The much sought-after school, which enrolls about 1,350 students in grades K-12, all selected by lottery, will only admit 222 new students next school year. But if Voyager decides to expand at some point, which it can do under state law, it's likelyDPS' enrollment would take an even bigger hit.
Money follows students
When families enroll their children in charter schools, educational dollars follow them.
The costs to operate the school buildings they leave behind, however, remain with the district.
"We still have our buildings to maintain and the electricity costs aren't going with those students, they stay with us," Mubenga said.
Last year, DPS handed over $22.8 million to the county's 13 charters and the dozens of other charters in nearby counties attended by Durham students. The pass-through amount will grow by $1 million next school year to pay for charter school enrollment growth.
And If Davis' recommended $3 million in "new money" stands, then area charter schools will receive roughly half — $1.5 million — leaving DPS with the other $1.5 million pay for $4 million worth of needs it has identified. State law requires school districts to give charters the percentage of new local dollars equivalent to the percentage of students in the county attending charter schools.
"The county manager's proposal would have us [DPS] barely benefiting and the new money would largely be distributed to charter schools," said school board member Natalie Beyer.
A look at enrollment
After a record-setting 33,750 students during the 2014-15 school year, DPS enrollment fell to 33,181 this school year, or 569 fewer students. If the projected loss of 231 students for next school year is accurate, DPS' enrollment will have dipped 800 students (2.4 percent) since the 2014-15 school year.
During that same span, the number of Durham children enrolled in charters in Durham and neighboring counties has increased by 559 students (9.4 percent), from 5,947 to 6,506 this school year. Charter schools are expected to get another 300 students next school year.
And DPS' enrollment numbers would have likely suffered even more if Discovery Charter, a planned Science, Technology, Engineering, Arts and Mathematics (S.T.E.A.M) charter middle school for more than 500 students planned for northern Durham wasn't hamstrung by legal troubles brought on by neighbors who sued the county to stop the school from being built.

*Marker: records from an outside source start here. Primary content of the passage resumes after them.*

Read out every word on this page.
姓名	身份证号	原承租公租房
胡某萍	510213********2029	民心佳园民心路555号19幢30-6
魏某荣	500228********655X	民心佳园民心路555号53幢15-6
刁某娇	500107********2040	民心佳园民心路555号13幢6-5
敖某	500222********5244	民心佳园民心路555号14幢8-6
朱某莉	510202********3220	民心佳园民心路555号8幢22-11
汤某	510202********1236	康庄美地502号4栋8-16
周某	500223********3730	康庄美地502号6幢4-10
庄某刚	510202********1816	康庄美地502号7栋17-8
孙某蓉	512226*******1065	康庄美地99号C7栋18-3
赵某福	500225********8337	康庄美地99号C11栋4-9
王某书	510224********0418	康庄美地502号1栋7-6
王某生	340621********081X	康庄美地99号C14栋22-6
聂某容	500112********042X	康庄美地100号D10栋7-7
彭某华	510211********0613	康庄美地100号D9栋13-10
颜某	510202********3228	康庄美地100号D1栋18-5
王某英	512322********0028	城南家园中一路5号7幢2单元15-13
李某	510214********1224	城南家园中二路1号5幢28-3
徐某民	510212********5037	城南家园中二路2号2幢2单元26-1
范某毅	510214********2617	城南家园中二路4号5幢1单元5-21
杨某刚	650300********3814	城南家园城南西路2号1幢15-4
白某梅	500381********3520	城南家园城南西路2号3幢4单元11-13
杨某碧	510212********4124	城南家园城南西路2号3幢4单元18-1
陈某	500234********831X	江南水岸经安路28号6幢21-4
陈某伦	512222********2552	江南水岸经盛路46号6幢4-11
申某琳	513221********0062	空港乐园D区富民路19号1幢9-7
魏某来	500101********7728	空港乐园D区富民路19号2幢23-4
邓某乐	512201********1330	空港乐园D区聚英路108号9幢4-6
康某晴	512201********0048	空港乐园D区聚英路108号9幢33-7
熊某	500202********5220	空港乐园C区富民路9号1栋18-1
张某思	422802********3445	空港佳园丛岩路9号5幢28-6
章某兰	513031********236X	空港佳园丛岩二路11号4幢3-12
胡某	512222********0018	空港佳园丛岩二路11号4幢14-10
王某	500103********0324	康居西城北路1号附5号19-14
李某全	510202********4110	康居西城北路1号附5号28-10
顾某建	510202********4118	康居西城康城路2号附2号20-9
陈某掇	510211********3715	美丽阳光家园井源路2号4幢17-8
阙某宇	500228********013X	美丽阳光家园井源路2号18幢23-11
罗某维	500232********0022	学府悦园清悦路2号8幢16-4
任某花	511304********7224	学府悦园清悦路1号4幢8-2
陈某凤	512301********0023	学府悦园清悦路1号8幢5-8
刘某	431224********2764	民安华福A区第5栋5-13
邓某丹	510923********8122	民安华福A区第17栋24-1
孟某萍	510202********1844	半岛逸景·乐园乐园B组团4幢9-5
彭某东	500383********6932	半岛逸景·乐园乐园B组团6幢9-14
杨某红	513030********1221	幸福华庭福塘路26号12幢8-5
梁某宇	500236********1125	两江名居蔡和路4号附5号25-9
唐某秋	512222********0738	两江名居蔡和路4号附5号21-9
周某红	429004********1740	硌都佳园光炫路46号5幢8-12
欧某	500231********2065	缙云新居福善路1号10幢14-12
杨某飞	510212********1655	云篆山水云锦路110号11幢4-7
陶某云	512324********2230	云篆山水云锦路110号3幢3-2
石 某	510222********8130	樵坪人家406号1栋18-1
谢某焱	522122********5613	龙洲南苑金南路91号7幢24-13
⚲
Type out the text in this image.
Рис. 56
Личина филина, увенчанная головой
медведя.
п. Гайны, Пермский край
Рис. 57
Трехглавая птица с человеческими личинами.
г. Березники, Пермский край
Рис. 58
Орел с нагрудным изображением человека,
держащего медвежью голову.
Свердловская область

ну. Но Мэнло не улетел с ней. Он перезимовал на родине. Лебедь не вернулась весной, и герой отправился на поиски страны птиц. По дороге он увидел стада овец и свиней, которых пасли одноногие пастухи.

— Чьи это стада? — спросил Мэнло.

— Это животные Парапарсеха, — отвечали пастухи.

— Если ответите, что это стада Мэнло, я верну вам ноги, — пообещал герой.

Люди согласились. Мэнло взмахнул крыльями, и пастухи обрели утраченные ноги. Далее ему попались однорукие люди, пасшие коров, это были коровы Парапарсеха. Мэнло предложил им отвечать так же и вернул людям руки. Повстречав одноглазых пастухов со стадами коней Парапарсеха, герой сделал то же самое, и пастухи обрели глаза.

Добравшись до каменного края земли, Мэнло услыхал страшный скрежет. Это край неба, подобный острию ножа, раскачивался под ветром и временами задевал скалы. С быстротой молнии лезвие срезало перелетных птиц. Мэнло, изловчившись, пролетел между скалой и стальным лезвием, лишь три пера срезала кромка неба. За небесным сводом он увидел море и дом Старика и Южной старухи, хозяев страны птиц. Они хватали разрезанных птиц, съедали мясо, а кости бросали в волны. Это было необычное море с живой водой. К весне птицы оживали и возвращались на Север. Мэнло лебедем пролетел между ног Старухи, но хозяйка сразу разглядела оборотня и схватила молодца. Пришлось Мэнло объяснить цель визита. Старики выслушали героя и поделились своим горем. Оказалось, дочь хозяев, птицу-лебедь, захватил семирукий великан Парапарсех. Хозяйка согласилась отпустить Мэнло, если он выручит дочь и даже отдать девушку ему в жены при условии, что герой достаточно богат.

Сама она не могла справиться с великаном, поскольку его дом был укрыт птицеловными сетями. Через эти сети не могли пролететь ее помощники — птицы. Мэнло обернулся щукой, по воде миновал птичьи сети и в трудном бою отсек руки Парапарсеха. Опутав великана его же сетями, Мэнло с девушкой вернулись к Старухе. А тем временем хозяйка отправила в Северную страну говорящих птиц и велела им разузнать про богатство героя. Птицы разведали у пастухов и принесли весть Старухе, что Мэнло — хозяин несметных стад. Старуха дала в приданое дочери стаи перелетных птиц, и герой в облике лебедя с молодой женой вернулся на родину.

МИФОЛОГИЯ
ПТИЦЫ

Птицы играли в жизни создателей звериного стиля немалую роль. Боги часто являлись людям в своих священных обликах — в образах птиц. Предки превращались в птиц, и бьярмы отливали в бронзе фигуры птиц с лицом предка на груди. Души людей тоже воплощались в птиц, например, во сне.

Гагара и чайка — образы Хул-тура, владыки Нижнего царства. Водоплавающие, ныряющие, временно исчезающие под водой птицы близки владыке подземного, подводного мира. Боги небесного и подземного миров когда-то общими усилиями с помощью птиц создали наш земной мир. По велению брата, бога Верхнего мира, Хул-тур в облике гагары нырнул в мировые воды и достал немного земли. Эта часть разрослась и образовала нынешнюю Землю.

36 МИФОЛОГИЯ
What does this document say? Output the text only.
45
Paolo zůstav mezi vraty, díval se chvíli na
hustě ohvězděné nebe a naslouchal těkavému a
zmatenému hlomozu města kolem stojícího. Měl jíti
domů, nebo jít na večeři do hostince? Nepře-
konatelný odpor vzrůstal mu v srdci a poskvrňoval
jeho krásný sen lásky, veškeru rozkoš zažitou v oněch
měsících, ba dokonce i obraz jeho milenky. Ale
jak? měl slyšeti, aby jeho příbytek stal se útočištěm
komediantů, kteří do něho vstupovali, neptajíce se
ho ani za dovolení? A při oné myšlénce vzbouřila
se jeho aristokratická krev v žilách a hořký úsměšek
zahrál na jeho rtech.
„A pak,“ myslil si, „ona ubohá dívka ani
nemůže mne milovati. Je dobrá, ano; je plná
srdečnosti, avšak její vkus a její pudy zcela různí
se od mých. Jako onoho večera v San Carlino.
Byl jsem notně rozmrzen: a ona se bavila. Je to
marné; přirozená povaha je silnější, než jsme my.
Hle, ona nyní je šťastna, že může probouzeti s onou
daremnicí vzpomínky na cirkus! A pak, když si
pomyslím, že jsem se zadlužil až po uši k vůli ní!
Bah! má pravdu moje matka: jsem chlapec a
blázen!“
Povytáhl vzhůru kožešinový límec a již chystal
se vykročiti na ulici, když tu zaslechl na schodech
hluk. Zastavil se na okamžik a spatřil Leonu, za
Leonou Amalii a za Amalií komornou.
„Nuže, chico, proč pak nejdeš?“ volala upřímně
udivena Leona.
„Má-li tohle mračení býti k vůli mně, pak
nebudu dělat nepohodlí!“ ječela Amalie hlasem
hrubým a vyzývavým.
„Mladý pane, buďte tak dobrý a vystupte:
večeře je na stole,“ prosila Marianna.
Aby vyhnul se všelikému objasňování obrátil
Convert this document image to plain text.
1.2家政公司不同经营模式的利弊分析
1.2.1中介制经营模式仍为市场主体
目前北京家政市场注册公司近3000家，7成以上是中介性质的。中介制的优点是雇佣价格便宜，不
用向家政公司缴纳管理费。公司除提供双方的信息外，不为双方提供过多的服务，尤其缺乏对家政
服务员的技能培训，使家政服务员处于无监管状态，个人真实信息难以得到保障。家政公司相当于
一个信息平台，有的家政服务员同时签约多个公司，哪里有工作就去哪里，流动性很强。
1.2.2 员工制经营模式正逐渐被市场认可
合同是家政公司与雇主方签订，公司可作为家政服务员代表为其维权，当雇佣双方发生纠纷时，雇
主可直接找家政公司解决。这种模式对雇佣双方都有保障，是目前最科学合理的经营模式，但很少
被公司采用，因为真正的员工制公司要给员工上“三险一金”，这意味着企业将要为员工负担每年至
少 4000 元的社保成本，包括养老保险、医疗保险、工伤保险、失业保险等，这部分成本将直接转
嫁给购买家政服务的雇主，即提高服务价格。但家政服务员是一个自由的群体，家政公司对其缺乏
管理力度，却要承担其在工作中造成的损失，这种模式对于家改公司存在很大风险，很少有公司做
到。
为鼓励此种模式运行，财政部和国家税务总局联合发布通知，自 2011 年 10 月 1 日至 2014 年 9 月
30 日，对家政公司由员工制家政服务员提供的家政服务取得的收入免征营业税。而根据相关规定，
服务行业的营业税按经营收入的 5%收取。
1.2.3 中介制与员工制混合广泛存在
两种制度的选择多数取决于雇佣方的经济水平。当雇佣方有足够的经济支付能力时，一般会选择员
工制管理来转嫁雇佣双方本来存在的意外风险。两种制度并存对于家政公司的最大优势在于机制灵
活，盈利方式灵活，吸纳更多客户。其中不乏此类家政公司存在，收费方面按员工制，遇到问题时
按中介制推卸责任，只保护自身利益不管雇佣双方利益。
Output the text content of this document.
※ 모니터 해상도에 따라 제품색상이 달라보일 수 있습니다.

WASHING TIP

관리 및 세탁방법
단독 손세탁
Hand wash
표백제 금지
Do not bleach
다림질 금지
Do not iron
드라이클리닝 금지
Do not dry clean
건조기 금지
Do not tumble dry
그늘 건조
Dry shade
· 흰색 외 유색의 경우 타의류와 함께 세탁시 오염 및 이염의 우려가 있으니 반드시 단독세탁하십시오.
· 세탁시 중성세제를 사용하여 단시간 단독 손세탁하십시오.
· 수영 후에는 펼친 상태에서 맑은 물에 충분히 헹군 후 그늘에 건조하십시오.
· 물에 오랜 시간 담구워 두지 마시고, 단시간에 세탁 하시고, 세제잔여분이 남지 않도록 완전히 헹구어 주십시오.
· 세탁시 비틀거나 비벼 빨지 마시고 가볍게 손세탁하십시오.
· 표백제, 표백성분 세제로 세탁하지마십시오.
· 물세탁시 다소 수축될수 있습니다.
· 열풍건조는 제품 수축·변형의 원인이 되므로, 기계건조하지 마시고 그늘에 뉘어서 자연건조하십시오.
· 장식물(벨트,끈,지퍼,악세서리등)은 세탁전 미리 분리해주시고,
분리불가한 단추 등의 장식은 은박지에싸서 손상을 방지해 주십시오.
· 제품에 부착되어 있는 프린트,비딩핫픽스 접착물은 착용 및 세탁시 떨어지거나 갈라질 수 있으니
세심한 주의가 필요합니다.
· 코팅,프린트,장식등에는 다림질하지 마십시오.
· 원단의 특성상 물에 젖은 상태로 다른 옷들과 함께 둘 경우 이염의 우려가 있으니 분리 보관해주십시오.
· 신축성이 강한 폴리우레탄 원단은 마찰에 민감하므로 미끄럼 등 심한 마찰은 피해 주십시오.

The school could open in time for the 2019-20 school year, depending on whether neighbors decide to appeal a recent decision by the county Board of Adjustment that paved the way for construction to start.
Recommendation has consequences
The $4 million increase that DPS says it needs would go toward salary and benefit increases, anticipated higher utility and contract costs, five School Resource Officers to replace those formally provided by the city, programs and strategies to enhance teacher working conditions and moving the district's custodial services in-house.
Mubenga has said spending cuts will have to be made if the county doesn't fully fund the district's "new money" request.
"Two things will happen if the county manager’s [Davis] budget is passed as written," Mubenga said. "First, in order to fulfill the board’s priorities, additional cuts to DPS would have to be made. Second, due to charter school enrollment growth, approximately half of the County Manager’s new money for public education would go to charter schools rather than DPS."
But Davis says he cannot ignore the district's enrollment numbers.
"I have to look at the facts," Davis said.
Those facts also include DPS' healthy $9.2 million fund balance or rainy day account, which Davis hinted the school district could use to make up the difference between its request and his recommendation.
Whether DPS receives the $5 million increase it requested will ultimately be decided by the county commissioners later this month.
School board Chairman Mike Lee hopes a majority of commissioners will see DPS' request as Carter does.
"This is a very conservative request, just to sustain our district over the next year," Lee said. "We're not asking for anything outrageous. I'm hoping commissioners and the county manager will reconsider the request."